La station Vertières
À titre d’exemple, la nouvelle station à l’intersection de la rue Jean-Talon et du boulevard Pie-IX portera le nom de Vertières, du nom d’une bataille importante survenue à Haïti.
Si on en croit ce bon M. Caldwell, l’une ou l’autre de ces voies publiques devra changer de nom. Ce qui n’arrivera pas en raison du jeu de dominos qui affecterait notamment les stations Jean-Talon et Pie-IX (qui existent déjà).
Il aurait été plus simple de nommer cette nouvelle station Pie-IX Nord ou Pie-IX – Ligne bleue et d’ajouter au nom de l’actuelle station Pie-IX, le suffixe descriptif Sud ou Ligne verte.
La mairesse sortante, Valérie Plante, a avoué candidement s’être ingérée politiquement dans le travail du comité afin de s’assurer qu’on avait une forte représentation des femmes, sous-représentées dans l’espace public. ‘Je veux continuer à façonner ce Montréal féministe, pluriel et cosmopolite’ a-t-elle déclaré.

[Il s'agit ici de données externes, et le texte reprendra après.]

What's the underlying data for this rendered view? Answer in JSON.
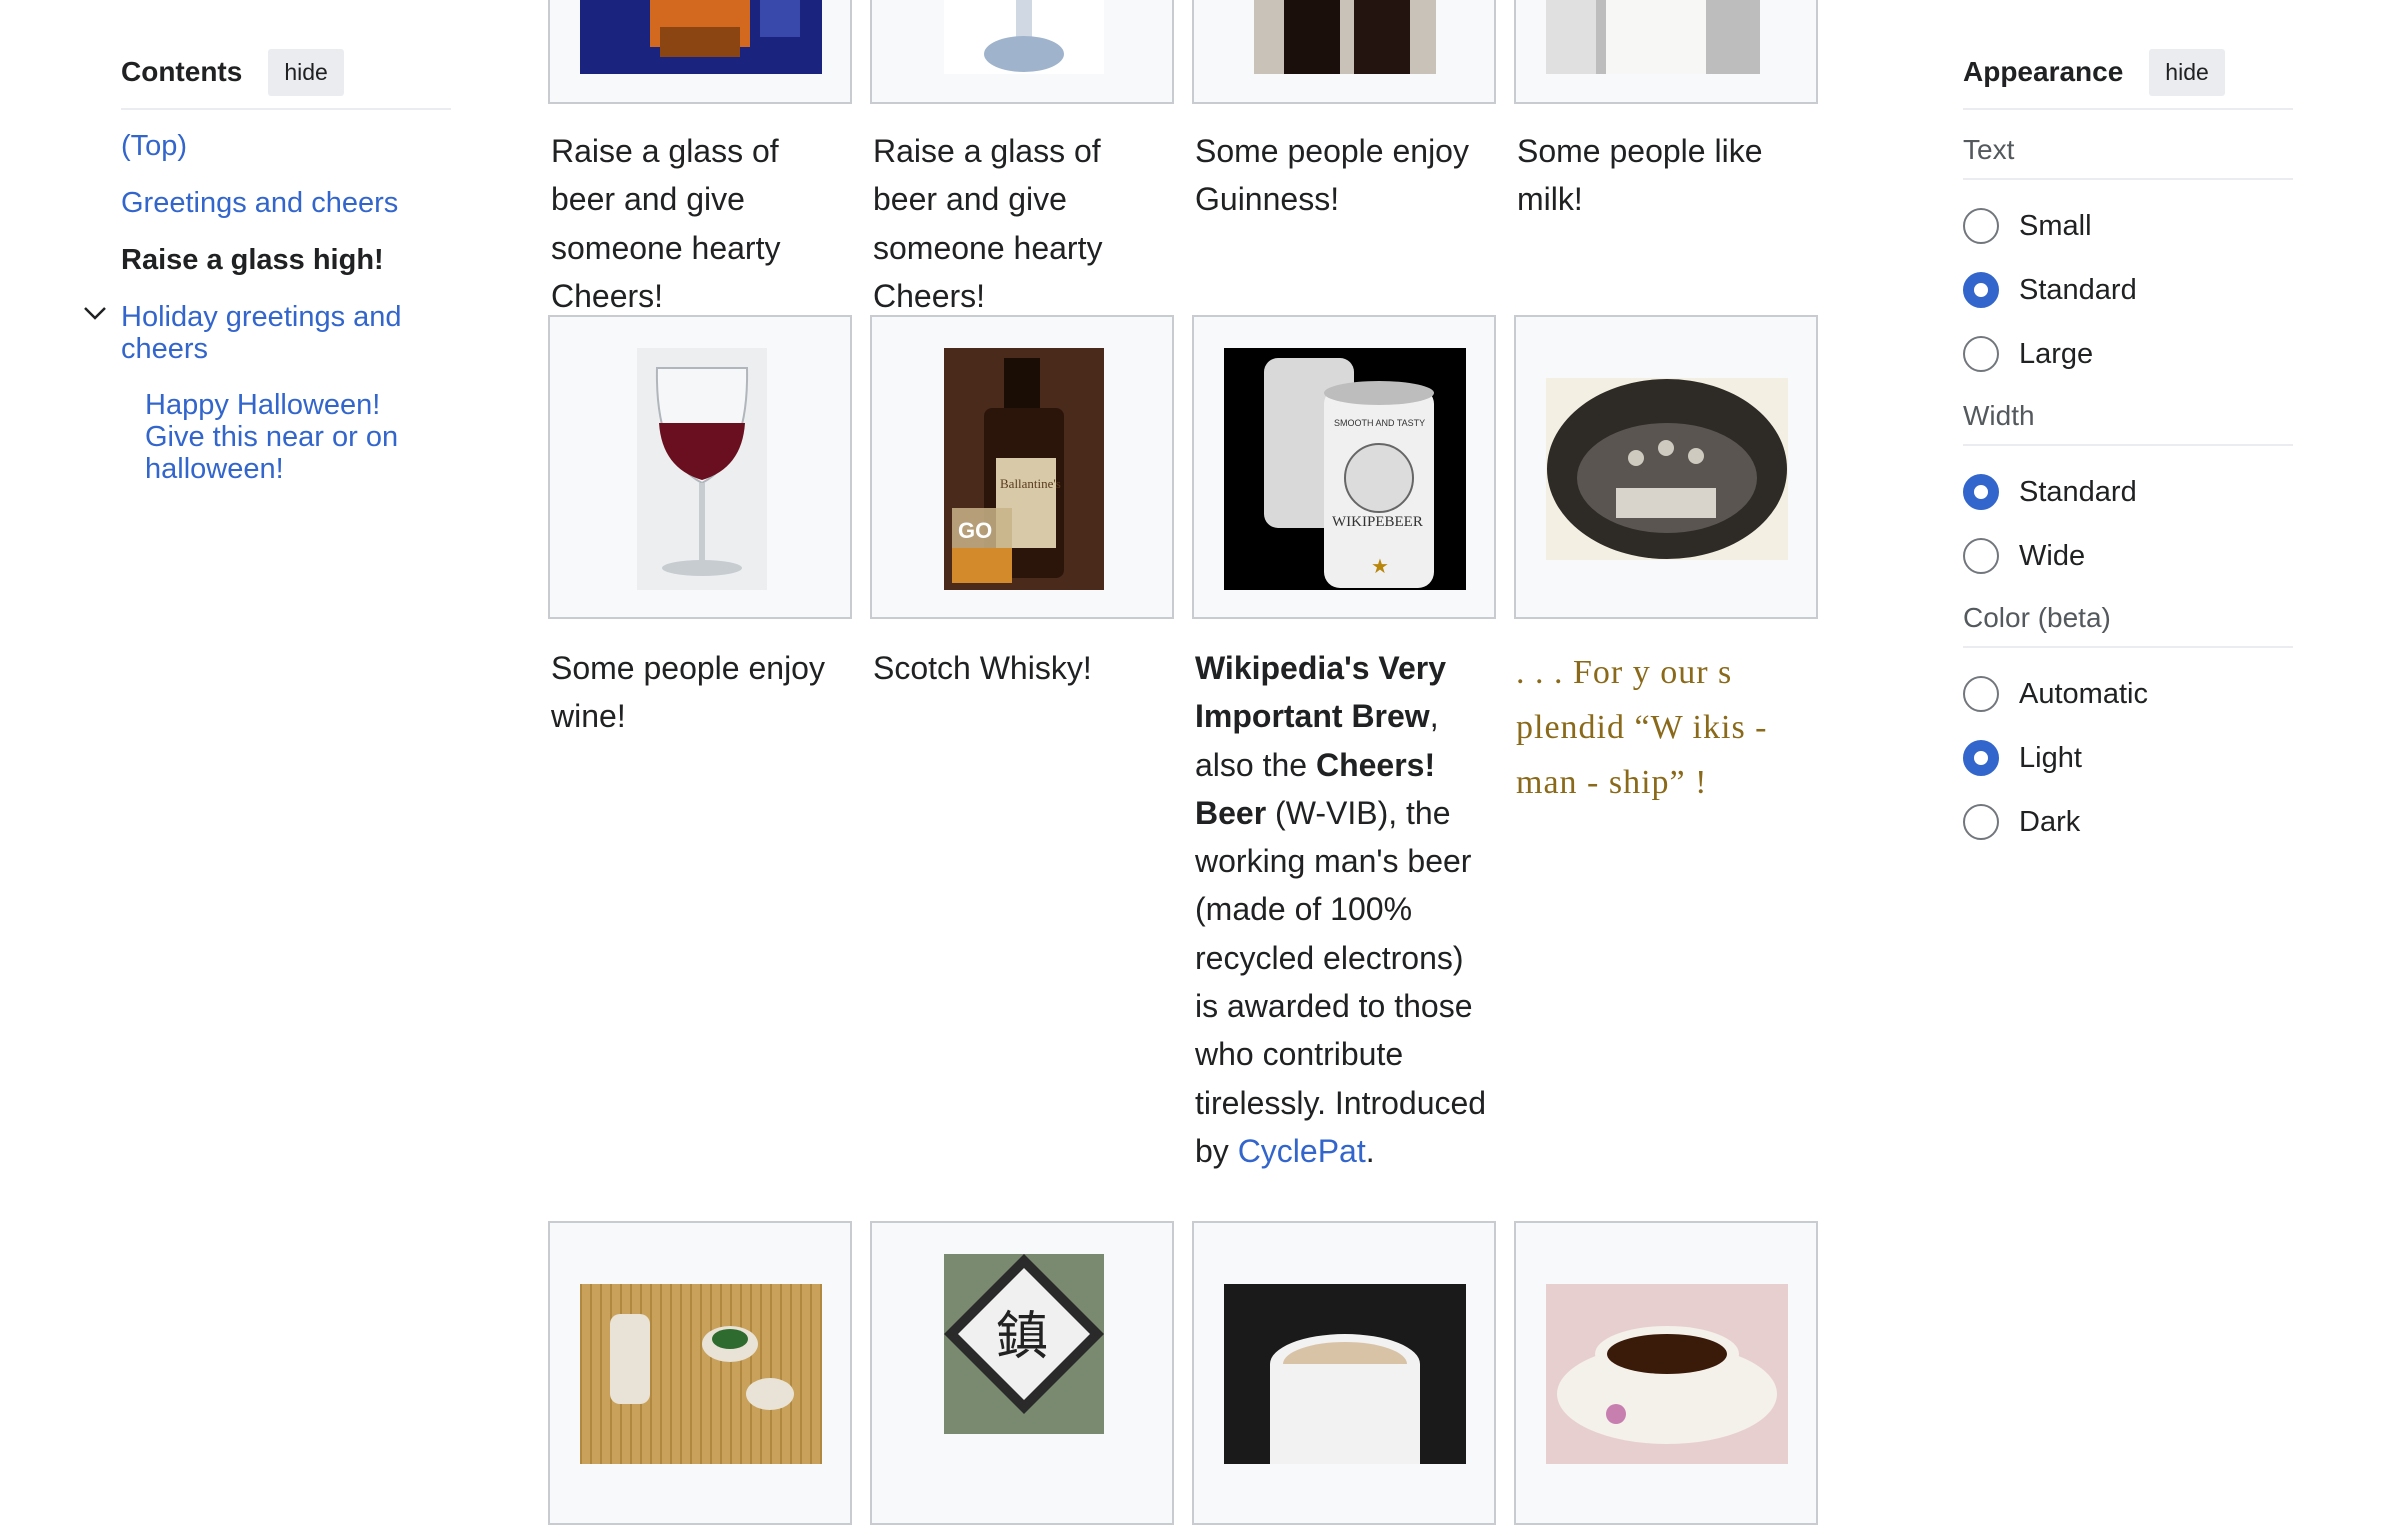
{
  "toc": {
    "title": "Contents",
    "hide_label": "hide",
    "items": [
      {
        "label": "(Top)"
      },
      {
        "label": "Greetings and cheers"
      },
      {
        "label": "Raise a glass high!"
      },
      {
        "label": "Holiday greetings and cheers"
      },
      {
        "label": "Happy Halloween! Give this near or on halloween!"
      }
    ]
  },
  "gallery": {
    "row1": [
      {
        "caption": "Raise a glass of beer and give someone hearty Cheers!"
      },
      {
        "caption": "Raise a glass of beer and give someone hearty Cheers!"
      },
      {
        "caption": "Some people enjoy Guinness!"
      },
      {
        "caption": "Some people like milk!"
      }
    ],
    "row2": [
      {
        "caption": "Some people enjoy wine!"
      },
      {
        "caption": "Scotch Whisky!"
      },
      {
        "bold1": "Wikipedia's Very Important Brew",
        "text1": ", also the ",
        "bold2": "Cheers! Beer",
        "text2": " (W-VIB), the working man's beer (made of 100% recycled electrons) is awarded to those who contribute tirelessly. Introduced by ",
        "link": "CyclePat",
        "text3": "."
      },
      {
        "caption": ". . . For  y our  s plendid  “W ikis - man - ship” !"
      }
    ],
    "can_text_top": "SMOOTH AND TASTY",
    "can_text_brand": "WIKIPEBEER",
    "whisky_label": "Ballantine's",
    "glass_text": "GO",
    "sign_glyph": "鎮"
  },
  "appearance": {
    "title": "Appearance",
    "hide_label": "hide",
    "text_section": {
      "title": "Text",
      "options": [
        {
          "label": "Small",
          "selected": false
        },
        {
          "label": "Standard",
          "selected": true
        },
        {
          "label": "Large",
          "selected": false
        }
      ]
    },
    "width_section": {
      "title": "Width",
      "options": [
        {
          "label": "Standard",
          "selected": true
        },
        {
          "label": "Wide",
          "selected": false
        }
      ]
    },
    "color_section": {
      "title": "Color (beta)",
      "options": [
        {
          "label": "Automatic",
          "selected": false
        },
        {
          "label": "Light",
          "selected": true
        },
        {
          "label": "Dark",
          "selected": false
        }
      ]
    }
  },
  "colors": {
    "link": "#3366cc",
    "radio_selected": "#3366cc",
    "caption_old": "#8a6a1a"
  }
}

Le cosmopolitisme de Mme Plante vise à diluer les caractéristiques propres de la société québécoise, voire à les effacer, au profit d’un internationalisme niais.
Rares sont les stations de métro qui n’ont qu’une seule sortie. Ne pourrait-on pas prétexter la sortie sur une rue secondaire portant le nom d’un saint (ils sont légion à Montréal) pour ‘rebaptiser’ cette rue et du coup, donner ce nom à cette nouvelle station, plutôt que d’honorer une bataille survenue dans un pays étranger ?
À défaut, puisons dans notre riche passé pour honorer les grandes bâtisseuses et les grands bâtisseurs québécois.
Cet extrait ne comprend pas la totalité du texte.